Sunny and warm on our second day in Rome. We accomplish our goal of sleeping through the night and avoiding any long lasting effects of jet lag. After breakfast--outside on the small terrace next to the hotel's breakfast pavilion--we walk over to the Scuderie di Quiranale to see if the line for admission without reservations is manageable. When we are told it would take two hours to get in (and that there are no on-line reservations available for weeks), we decide not to wait.
Instead, we get on a bus and head for the Pantheon...one of our "obligatory" stops on any visit to Rome. We do one errand first--at the Rome branch of the Farmacia di Santa Maria Novella for Diana to to buy some of her favorite face cream-- then we walk over to the Piazza alla Rotonda.

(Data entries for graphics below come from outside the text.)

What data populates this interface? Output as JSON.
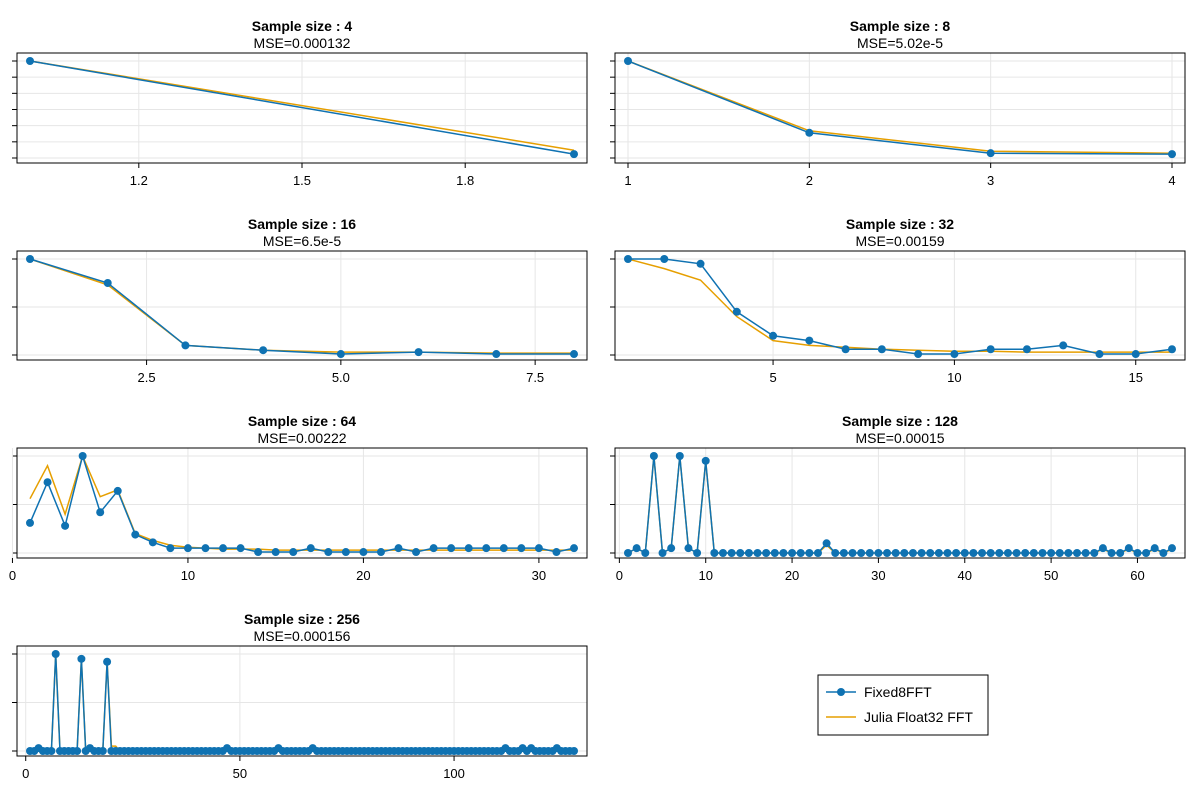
{
  "colors": {
    "fixed": "#0f72b2",
    "julia": "#e69f00",
    "grid": "#e6e6e6",
    "frame": "#000000"
  },
  "legend": {
    "entries": [
      "Fixed8FFT",
      "Julia Float32 FFT"
    ]
  },
  "chart_data": [
    {
      "type": "line",
      "title": "Sample size : 4",
      "subtitle": "MSE=0.000132",
      "xlim": [
        1,
        2
      ],
      "ylim": [
        0,
        1
      ],
      "x_ticks": [
        1.2,
        1.5,
        1.8
      ],
      "x_tick_labels": [
        "1.2",
        "1.5",
        "1.8"
      ],
      "grid": true,
      "x": [
        1,
        2
      ],
      "series": [
        {
          "name": "Fixed8FFT",
          "values": [
            1.0,
            0.04
          ]
        },
        {
          "name": "Julia Float32 FFT",
          "values": [
            1.0,
            0.08
          ]
        }
      ]
    },
    {
      "type": "line",
      "title": "Sample size : 8",
      "subtitle": "MSE=5.02e-5",
      "xlim": [
        1,
        4
      ],
      "ylim": [
        0,
        1
      ],
      "x_ticks": [
        1,
        2,
        3,
        4
      ],
      "x_tick_labels": [
        "1",
        "2",
        "3",
        "4"
      ],
      "grid": true,
      "x": [
        1,
        2,
        3,
        4
      ],
      "series": [
        {
          "name": "Fixed8FFT",
          "values": [
            1.0,
            0.26,
            0.05,
            0.04
          ]
        },
        {
          "name": "Julia Float32 FFT",
          "values": [
            1.0,
            0.28,
            0.07,
            0.05
          ]
        }
      ]
    },
    {
      "type": "line",
      "title": "Sample size : 16",
      "subtitle": "MSE=6.5e-5",
      "xlim": [
        1,
        8
      ],
      "ylim": [
        0,
        1
      ],
      "x_ticks": [
        2.5,
        5.0,
        7.5
      ],
      "x_tick_labels": [
        "2.5",
        "5.0",
        "7.5"
      ],
      "grid": true,
      "x": [
        1,
        2,
        3,
        4,
        5,
        6,
        7,
        8
      ],
      "series": [
        {
          "name": "Fixed8FFT",
          "values": [
            1.0,
            0.75,
            0.1,
            0.05,
            0.01,
            0.03,
            0.01,
            0.01
          ]
        },
        {
          "name": "Julia Float32 FFT",
          "values": [
            1.0,
            0.73,
            0.1,
            0.05,
            0.03,
            0.03,
            0.02,
            0.02
          ]
        }
      ]
    },
    {
      "type": "line",
      "title": "Sample size : 32",
      "subtitle": "MSE=0.00159",
      "xlim": [
        1,
        16
      ],
      "ylim": [
        0,
        1
      ],
      "x_ticks": [
        5,
        10,
        15
      ],
      "x_tick_labels": [
        "5",
        "10",
        "15"
      ],
      "grid": true,
      "x": [
        1,
        2,
        3,
        4,
        5,
        6,
        7,
        8,
        9,
        10,
        11,
        12,
        13,
        14,
        15,
        16
      ],
      "series": [
        {
          "name": "Fixed8FFT",
          "values": [
            1.0,
            1.0,
            0.95,
            0.45,
            0.2,
            0.15,
            0.06,
            0.06,
            0.01,
            0.01,
            0.06,
            0.06,
            0.1,
            0.01,
            0.01,
            0.06
          ]
        },
        {
          "name": "Julia Float32 FFT",
          "values": [
            1.0,
            0.9,
            0.78,
            0.4,
            0.15,
            0.1,
            0.08,
            0.06,
            0.05,
            0.04,
            0.04,
            0.03,
            0.03,
            0.03,
            0.03,
            0.03
          ]
        }
      ]
    },
    {
      "type": "line",
      "title": "Sample size : 64",
      "subtitle": "MSE=0.00222",
      "xlim": [
        1,
        32
      ],
      "ylim": [
        0,
        1
      ],
      "x_ticks": [
        0,
        10,
        20,
        30
      ],
      "x_tick_labels": [
        "0",
        "10",
        "20",
        "30"
      ],
      "grid": true,
      "x": [
        1,
        2,
        3,
        4,
        5,
        6,
        7,
        8,
        9,
        10,
        11,
        12,
        13,
        14,
        15,
        16,
        17,
        18,
        19,
        20,
        21,
        22,
        23,
        24,
        25,
        26,
        27,
        28,
        29,
        30,
        31,
        32
      ],
      "series": [
        {
          "name": "Fixed8FFT",
          "values": [
            0.31,
            0.73,
            0.28,
            1.0,
            0.42,
            0.64,
            0.19,
            0.11,
            0.05,
            0.05,
            0.05,
            0.05,
            0.05,
            0.01,
            0.01,
            0.01,
            0.05,
            0.01,
            0.01,
            0.01,
            0.01,
            0.05,
            0.01,
            0.05,
            0.05,
            0.05,
            0.05,
            0.05,
            0.05,
            0.05,
            0.01,
            0.05
          ]
        },
        {
          "name": "Julia Float32 FFT",
          "values": [
            0.56,
            0.9,
            0.4,
            1.0,
            0.58,
            0.65,
            0.2,
            0.13,
            0.08,
            0.06,
            0.05,
            0.04,
            0.04,
            0.04,
            0.03,
            0.03,
            0.03,
            0.03,
            0.03,
            0.03,
            0.03,
            0.03,
            0.03,
            0.03,
            0.03,
            0.03,
            0.03,
            0.03,
            0.03,
            0.03,
            0.03,
            0.03
          ]
        }
      ]
    },
    {
      "type": "line",
      "title": "Sample size : 128",
      "subtitle": "MSE=0.00015",
      "xlim": [
        1,
        64
      ],
      "ylim": [
        0,
        1
      ],
      "x_ticks": [
        0,
        10,
        20,
        30,
        40,
        50,
        60
      ],
      "x_tick_labels": [
        "0",
        "10",
        "20",
        "30",
        "40",
        "50",
        "60"
      ],
      "grid": true,
      "x": [
        1,
        2,
        3,
        4,
        5,
        6,
        7,
        8,
        9,
        10,
        11,
        12,
        13,
        14,
        15,
        16,
        17,
        18,
        19,
        20,
        21,
        22,
        23,
        24,
        25,
        26,
        27,
        28,
        29,
        30,
        31,
        32,
        33,
        34,
        35,
        36,
        37,
        38,
        39,
        40,
        41,
        42,
        43,
        44,
        45,
        46,
        47,
        48,
        49,
        50,
        51,
        52,
        53,
        54,
        55,
        56,
        57,
        58,
        59,
        60,
        61,
        62,
        63,
        64
      ],
      "series": [
        {
          "name": "Fixed8FFT",
          "values": [
            0.0,
            0.05,
            0.0,
            1.0,
            0.0,
            0.05,
            1.0,
            0.05,
            0.0,
            0.95,
            0.0,
            0.0,
            0.0,
            0.0,
            0.0,
            0.0,
            0.0,
            0.0,
            0.0,
            0.0,
            0.0,
            0.0,
            0.0,
            0.1,
            0.0,
            0.0,
            0.0,
            0.0,
            0.0,
            0.0,
            0.0,
            0.0,
            0.0,
            0.0,
            0.0,
            0.0,
            0.0,
            0.0,
            0.0,
            0.0,
            0.0,
            0.0,
            0.0,
            0.0,
            0.0,
            0.0,
            0.0,
            0.0,
            0.0,
            0.0,
            0.0,
            0.0,
            0.0,
            0.0,
            0.0,
            0.05,
            0.0,
            0.0,
            0.05,
            0.0,
            0.0,
            0.05,
            0.0,
            0.05
          ]
        },
        {
          "name": "Julia Float32 FFT",
          "values": [
            0.0,
            0.05,
            0.0,
            1.0,
            0.0,
            0.05,
            1.0,
            0.05,
            0.0,
            0.95,
            0.0,
            0.0,
            0.0,
            0.0,
            0.0,
            0.0,
            0.0,
            0.0,
            0.0,
            0.0,
            0.0,
            0.0,
            0.0,
            0.08,
            0.0,
            0.0,
            0.0,
            0.0,
            0.0,
            0.0,
            0.0,
            0.0,
            0.0,
            0.0,
            0.0,
            0.0,
            0.0,
            0.0,
            0.0,
            0.0,
            0.0,
            0.0,
            0.0,
            0.0,
            0.0,
            0.0,
            0.0,
            0.0,
            0.0,
            0.0,
            0.0,
            0.0,
            0.0,
            0.0,
            0.0,
            0.04,
            0.0,
            0.0,
            0.04,
            0.0,
            0.0,
            0.04,
            0.0,
            0.04
          ]
        }
      ]
    },
    {
      "type": "line",
      "title": "Sample size : 256",
      "subtitle": "MSE=0.000156",
      "xlim": [
        1,
        128
      ],
      "ylim": [
        0,
        1
      ],
      "x_ticks": [
        0,
        50,
        100
      ],
      "x_tick_labels": [
        "0",
        "50",
        "100"
      ],
      "grid": true,
      "x": [
        1,
        2,
        3,
        4,
        5,
        6,
        7,
        8,
        9,
        10,
        11,
        12,
        13,
        14,
        15,
        16,
        17,
        18,
        19,
        20,
        21,
        22,
        23,
        24,
        25,
        26,
        27,
        28,
        29,
        30,
        31,
        32,
        33,
        34,
        35,
        36,
        37,
        38,
        39,
        40,
        41,
        42,
        43,
        44,
        45,
        46,
        47,
        48,
        49,
        50,
        51,
        52,
        53,
        54,
        55,
        56,
        57,
        58,
        59,
        60,
        61,
        62,
        63,
        64,
        65,
        66,
        67,
        68,
        69,
        70,
        71,
        72,
        73,
        74,
        75,
        76,
        77,
        78,
        79,
        80,
        81,
        82,
        83,
        84,
        85,
        86,
        87,
        88,
        89,
        90,
        91,
        92,
        93,
        94,
        95,
        96,
        97,
        98,
        99,
        100,
        101,
        102,
        103,
        104,
        105,
        106,
        107,
        108,
        109,
        110,
        111,
        112,
        113,
        114,
        115,
        116,
        117,
        118,
        119,
        120,
        121,
        122,
        123,
        124,
        125,
        126,
        127,
        128
      ],
      "series": [
        {
          "name": "Fixed8FFT",
          "values": [
            0.0,
            0.0,
            0.03,
            0.0,
            0.0,
            0.0,
            1.0,
            0.0,
            0.0,
            0.0,
            0.0,
            0.0,
            0.95,
            0.0,
            0.03,
            0.0,
            0.0,
            0.0,
            0.92,
            0.0,
            0.0,
            0.0,
            0.0,
            0.0,
            0.0,
            0.0,
            0.0,
            0.0,
            0.0,
            0.0,
            0.0,
            0.0,
            0.0,
            0.0,
            0.0,
            0.0,
            0.0,
            0.0,
            0.0,
            0.0,
            0.0,
            0.0,
            0.0,
            0.0,
            0.0,
            0.0,
            0.03,
            0.0,
            0.0,
            0.0,
            0.0,
            0.0,
            0.0,
            0.0,
            0.0,
            0.0,
            0.0,
            0.0,
            0.03,
            0.0,
            0.0,
            0.0,
            0.0,
            0.0,
            0.0,
            0.0,
            0.03,
            0.0,
            0.0,
            0.0,
            0.0,
            0.0,
            0.0,
            0.0,
            0.0,
            0.0,
            0.0,
            0.0,
            0.0,
            0.0,
            0.0,
            0.0,
            0.0,
            0.0,
            0.0,
            0.0,
            0.0,
            0.0,
            0.0,
            0.0,
            0.0,
            0.0,
            0.0,
            0.0,
            0.0,
            0.0,
            0.0,
            0.0,
            0.0,
            0.0,
            0.0,
            0.0,
            0.0,
            0.0,
            0.0,
            0.0,
            0.0,
            0.0,
            0.0,
            0.0,
            0.0,
            0.03,
            0.0,
            0.0,
            0.0,
            0.03,
            0.0,
            0.03,
            0.0,
            0.0,
            0.0,
            0.0,
            0.0,
            0.03,
            0.0,
            0.0,
            0.0,
            0.0
          ]
        },
        {
          "name": "Julia Float32 FFT",
          "values": [
            0.0,
            0.0,
            0.03,
            0.0,
            0.0,
            0.0,
            1.0,
            0.0,
            0.0,
            0.0,
            0.0,
            0.0,
            0.95,
            0.0,
            0.03,
            0.0,
            0.0,
            0.0,
            0.92,
            0.05,
            0.05,
            0.0,
            0.0,
            0.0,
            0.0,
            0.0,
            0.0,
            0.0,
            0.0,
            0.0,
            0.0,
            0.0,
            0.0,
            0.0,
            0.0,
            0.0,
            0.0,
            0.0,
            0.0,
            0.0,
            0.0,
            0.0,
            0.0,
            0.0,
            0.0,
            0.0,
            0.02,
            0.0,
            0.0,
            0.0,
            0.0,
            0.0,
            0.0,
            0.0,
            0.0,
            0.0,
            0.0,
            0.0,
            0.02,
            0.0,
            0.0,
            0.0,
            0.0,
            0.0,
            0.0,
            0.0,
            0.02,
            0.0,
            0.0,
            0.0,
            0.0,
            0.0,
            0.0,
            0.0,
            0.0,
            0.0,
            0.0,
            0.0,
            0.0,
            0.0,
            0.0,
            0.0,
            0.0,
            0.0,
            0.0,
            0.0,
            0.0,
            0.0,
            0.0,
            0.0,
            0.0,
            0.0,
            0.0,
            0.0,
            0.0,
            0.0,
            0.0,
            0.0,
            0.0,
            0.0,
            0.0,
            0.0,
            0.0,
            0.0,
            0.0,
            0.0,
            0.0,
            0.0,
            0.0,
            0.0,
            0.0,
            0.02,
            0.0,
            0.0,
            0.0,
            0.02,
            0.0,
            0.02,
            0.0,
            0.0,
            0.0,
            0.0,
            0.0,
            0.02,
            0.0,
            0.0,
            0.0,
            0.0
          ]
        }
      ]
    }
  ]
}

The Pantheon continues to thrill us....we never get tired of walking inside and admiring how well it has survived the centuries. Lots of tourists are inside, most all of them taking pictures of the oculus in the dome with the sunlight blazing through. We try to get on the little electric bus (116) that goes to the Campo de' Fiori but I can't remember which street it runs on so, after looking for a few minutes, we jump on a 116 that is going the opposite direction. We get a chance to sit for a while while the bus careens through the "centro storico", up the Via Veneto, through the Villa Borghese park and then back to the Campo de' Fiori along the Corso and past the Piazza Navona. The return route is nowhere near the outgoing route so it is not surprising that I was unable to find it. On the bus, I give some advice to a family that is trying to get to the Spanish Steps, forgetting that the bus makes a circuit around the park before stopping near the Steps, so they get an extra ride and will likely not hire me as a trip planner.
We arrive at the Campo de' Fiori just in time for one of our regular lunch options in Rome...a porchetta sandwich at Aristocampo--delicious as usual. Then a pleasant visit our friend Simona, one of the desk staff at the Hotel Teatro di Pompeo. We hop the bus back to the hotel (as usual, the #64 is packed to the gills and we have to wait for a few to pass by before getting on) and rest, check e-mail and do a little work. I take a walk around the neighborhood to do a little more scouting and exploring.
When I get back, we attempt to visit one of the oldest churches in Rome, located a few blocks away from the hotel. But when we get to Santa Pudenziana, there is a mass being celebrated (it is a church that serves the Filipino community in Rome) so we can't go in and see the 4th century mosaics over the altar. A stop for a (Sicilian) gelato compensates somewhat and, to add to our experience with Jewish Italy, we pass the "other" synagogue in Rome--the di Castro Oratory--on our way back to the hotel. It was established in the last century as a Ashkenazi-rite synagogue to accommodate those Roman Jews who no longer lived in the ghetto. It is closed up tight but we will think about going there on Saturday for services.
We are invited to dinner at Maureen and Franco's near the Colosseum. It's a bit too early to eat outside on their roof terrace but the evening is wonderful as usual...great food (shell pasta with fava, guanciale and artichokes, grilled lamb from the farm of their friend from Abruzzo and breaded baked onions) and convivial company. It's almost midnight before the party breaks up and we take a cab back to hotel.
Tomorrow, we hope for continued beautiful weather...plans for the day are uncertain.